Subject Re: [Firebird-Architect] UTF-8 and Compression
Author Ann W. Harrison
Arno Brinkman wrote:
> The "new" compression is done on the whole record right? Wouldn't
> this has as side-affect that a record-fragment becomes much
> bigger (compared to now) if i change only 1 field-value from a record?

I'm having one of those days where my brain could easily be on spin
cycle, but I don't follow you. There are three things going around,
record compression, fragmentation, and difference records.

Working backward, a difference record (aka delta) is a formula,
which, when applied to a fully expanded primary record, produces the
previous version of the record. If you change the value of an integer
in the record from 11 to 12, the delta contains something like 24, 1, 11
where 24 is the offset of the byte that changed, 1 is the length of the
change, and 11 is the old value. So, as far as I see, compression
algorithms have very little to do with deltas.

Record fragments are what happens when a record, when compressed,
doesn't fit on the page where it belongs. Maybe it doesn't fit on any
page. Maybe it is a new version that doesn't compress as well as the
original. In that case, the part that fits goes on the target page with
a pointer in the record header to the page and index offset of tail of
the record.
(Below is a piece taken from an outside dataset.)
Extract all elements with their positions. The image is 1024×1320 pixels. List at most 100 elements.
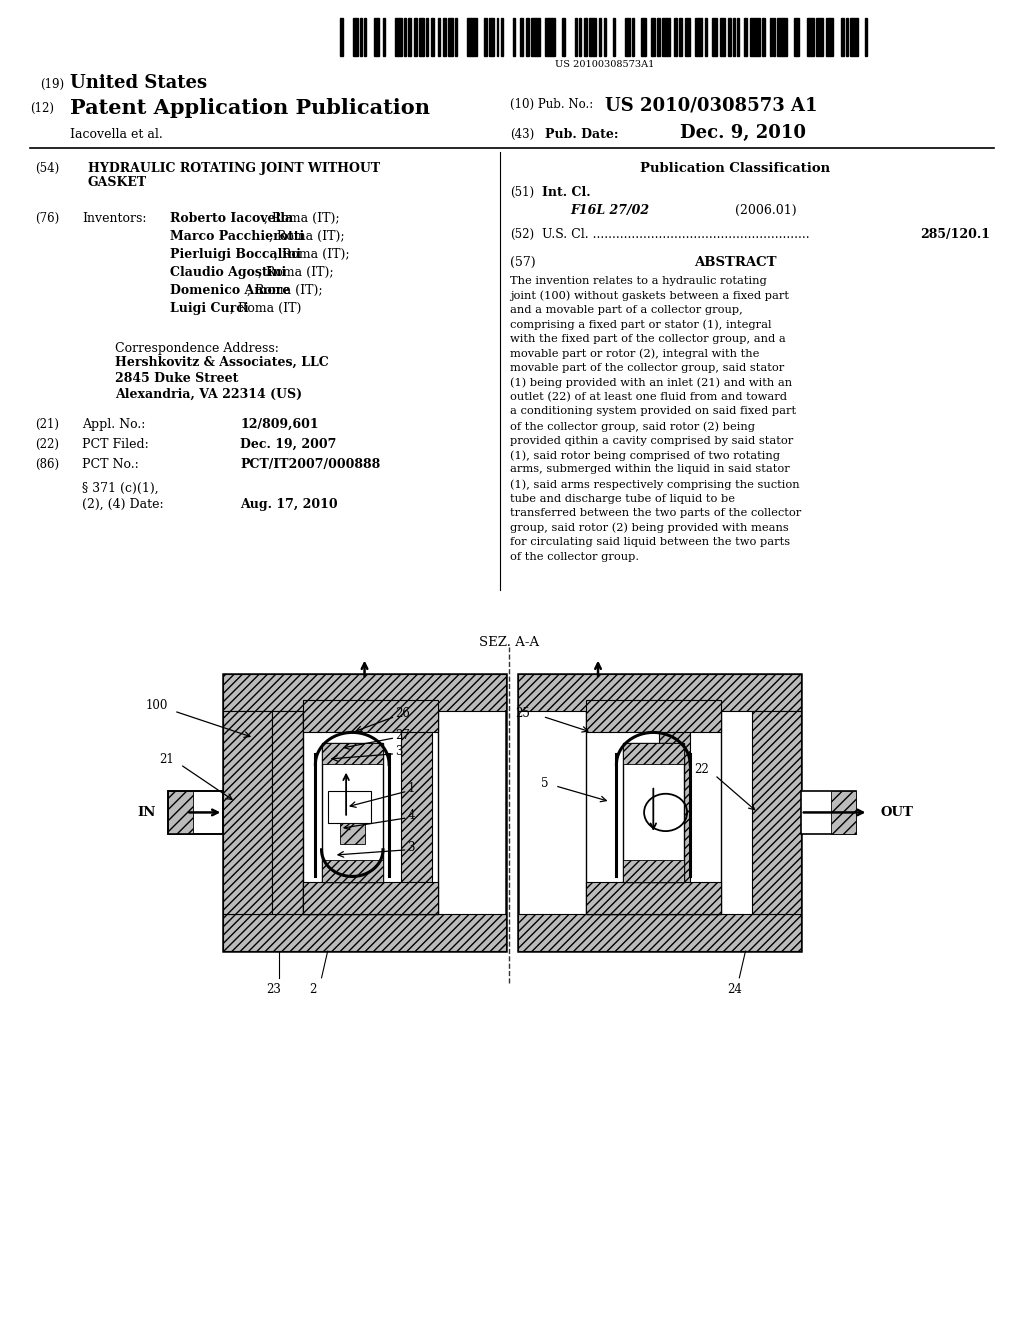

The data is compressed before fragmentation... So
different compression algorithms don't seem to make much difference.

Record compression is what happens to a record between the time its
sitting fat and happy, fully expanded in its record buffer and the
moment when it gets sent to disk. Currently we do a one byte run length
compression, front to back, starting with the first byte after the
record header. A more expensive compression algorithm would reduce the
amount of data stored except in some pathological cases.

Or maybe you meant something completely different?